Zoro watched Luffy's back as the young man—or, the young gang leader, made his way back into the mill. There were many different kinds of people he had met throughout his life, people that had changed him, made him think differently, made him see things in himself he had never seen before; people that inspired him, shaped him, but Zoro was sure that Luffy was nothing like any of them. Luffy was in a category all of his own.

Hearing gravel crunch underneath shoes, Zoro turned and met with Sanji' tired, bloody, but still handsome face. The cook had his hands in his pockets and his eyes straight ahead, looking directly into Zoro's without fear. He held his notebook in his hand and he tore a page out and thrust it into Zoro's palm. He held on to the swordsman's gaze and coughed wetly, turning once to spit blood onto the ground. Zoro took that opportunity to glance at the paper.

Don't pity me.

Zoro looked back up, but he didn't know what to say. How could he convey what he was feeling? It wasn't pity. It wasn't revulsion or horror or any of those things. How could he tell Sanji that while he didn't completely understand what Sanji had gone through in the past, there was still a good chance that he understood the Sanji now? Zoro had his own past, and his own tragedies. There were people he had lost and things that he could have done better.
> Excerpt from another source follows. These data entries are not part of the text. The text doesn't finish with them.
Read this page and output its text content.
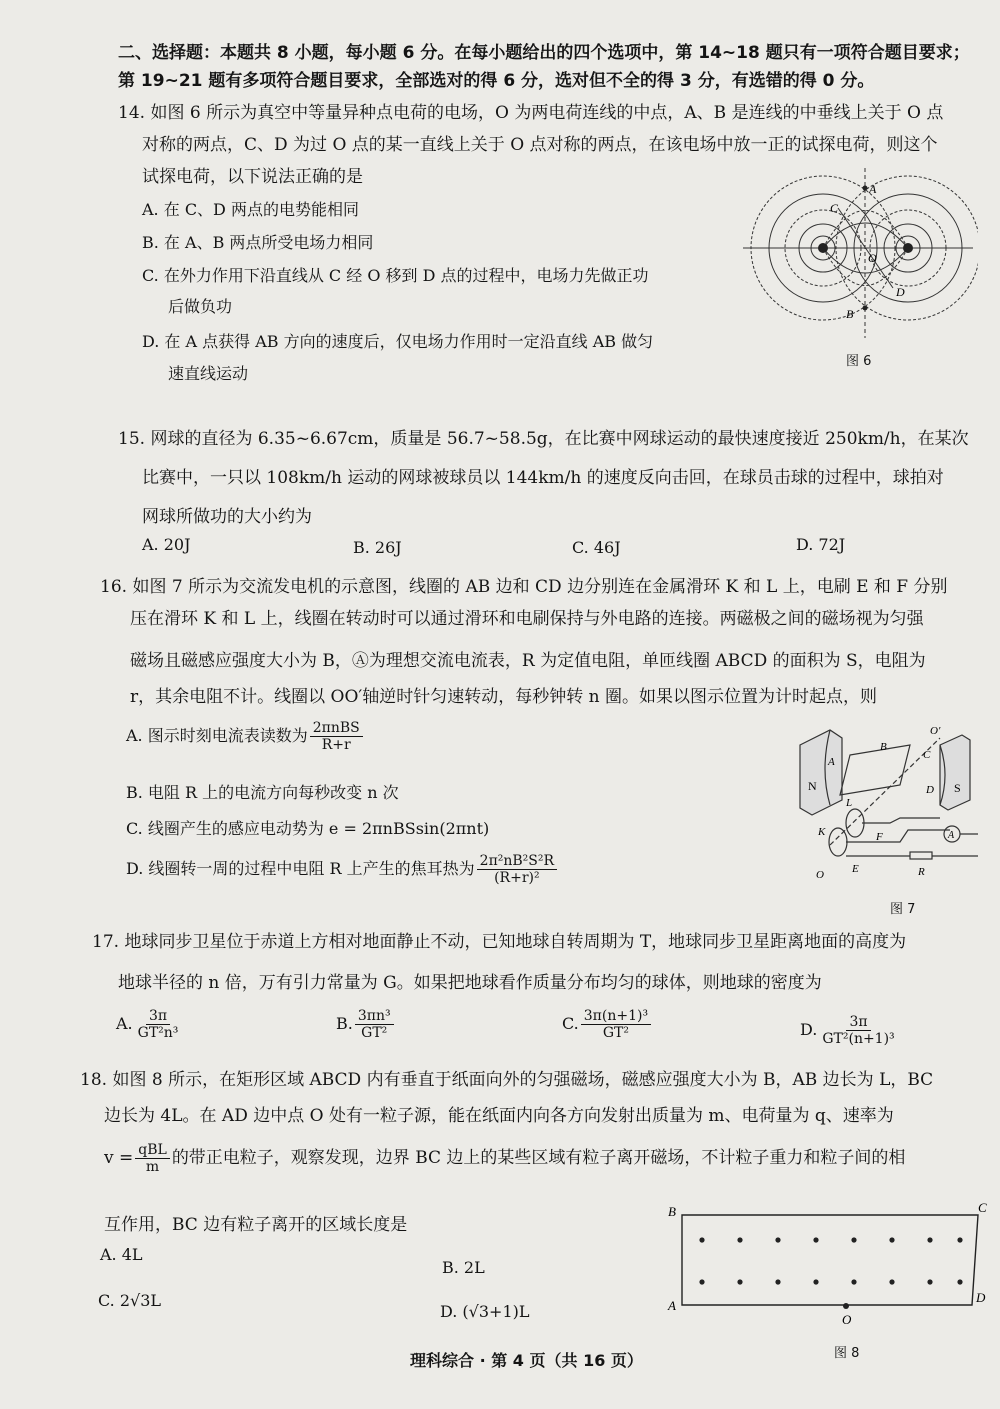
二、选择题：本题共 8 小题，每小题 6 分。在每小题给出的四个选项中，第 14~18 题只有一项符合题目要求；
第 19~21 题有多项符合题目要求，全部选对的得 6 分，选对但不全的得 3 分，有选错的得 0 分。
14. 如图 6 所示为真空中等量异种点电荷的电场，O 为两电荷连线的中点，A、B 是连线的中垂线上关于 O 点
对称的两点，C、D 为过 O 点的某一直线上关于 O 点对称的两点，在该电场中放一正的试探电荷，则这个
试探电荷，以下说法正确的是
A. 在 C、D 两点的电势能相同
B. 在 A、B 两点所受电场力相同
C. 在外力作用下沿直线从 C 经 O 移到 D 点的过程中，电场力先做正功
后做负功
D. 在 A 点获得 AB 方向的速度后，仅电场力作用时一定沿直线 AB 做匀
速直线运动
A
B
C
D
O
图 6
15. 网球的直径为 6.35~6.67cm，质量是 56.7~58.5g，在比赛中网球运动的最快速度接近 250km/h，在某次
比赛中，一只以 108km/h 运动的网球被球员以 144km/h 的速度反向击回，在球员击球的过程中，球拍对
网球所做功的大小约为
A. 20J	B. 26J	C. 46J	D. 72J
16. 如图 7 所示为交流发电机的示意图，线圈的 AB 边和 CD 边分别连在金属滑环 K 和 L 上，电刷 E 和 F 分别
压在滑环 K 和 L 上，线圈在转动时可以通过滑环和电刷保持与外电路的连接。两磁极之间的磁场视为匀强
磁场且磁感应强度大小为 B，Ⓐ为理想交流电流表，R 为定值电阻，单匝线圈 ABCD 的面积为 S，电阻为
r，其余电阻不计。线圈以 OO′轴逆时针匀速转动，每秒钟转 n 圈。如果以图示位置为计时起点，则
A. 图示时刻电流表读数为 $\frac{\text{2πnBS}}{R+r}$
B. 电阻 R 上的电流方向每秒改变 n 次
C. 线圈产生的感应电动势为 e = 2πnBSsin(2πnt)
D. 线圈转一周的过程中电阻 R 上产生的焦耳热为 $\frac{\text{2π²nB²S²R}}{\text{(R+r)²}}$
N	S
A
B
C
D
K
L
E
F
R
O
O′
A
图 7
17. 地球同步卫星位于赤道上方相对地面静止不动，已知地球自转周期为 T，地球同步卫星距离地面的高度为
地球半径的 n 倍，万有引力常量为 G。如果把地球看作质量分布均匀的球体，则地球的密度为
A. $\frac{3\pi}{\text{GT²n³}}$	B. $\frac{\text{3πn³}}{\text{GT²}}$	C. $\frac{\text{3π(n+1)³}}{\text{GT²}}$	D. $\frac{3\pi}{\text{GT²(n+1)³}}$
18. 如图 8 所示，在矩形区域 ABCD 内有垂直于纸面向外的匀强磁场，磁感应强度大小为 B，AB 边长为 L，BC
边长为 4L。在 AD 边中点 O 处有一粒子源，能在纸面内向各方向发射出质量为 m、电荷量为 q、速率为
$v = \frac{\text{qBL}}{m}$ 的带正电粒子，观察发现，边界 BC 边上的某些区域有粒子离开磁场，不计粒子重力和粒子间的相
互作用，BC 边有粒子离开的区域长度是
A. 4L
B. 2L
C. 2√3L
D. (√3+1)L
B
A
C
D
O
图 8
理科综合 · 第 4 页（共 16 页）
He was about to open his mouth and say those things, tell the cook how he felt and how they were similar in so many ways, but Bartolomeo's voice broke the connection as it rang out through the night.

"Hey! Assholes! You can do your eye-fucking later! Let's get this shit back to that loser Traffy-guy so he can do his doctor bull-shit!"

Zoro turned back to Sanji, but the cook was already heading back to the mill.

He didn't even look back to see if Zoro was following.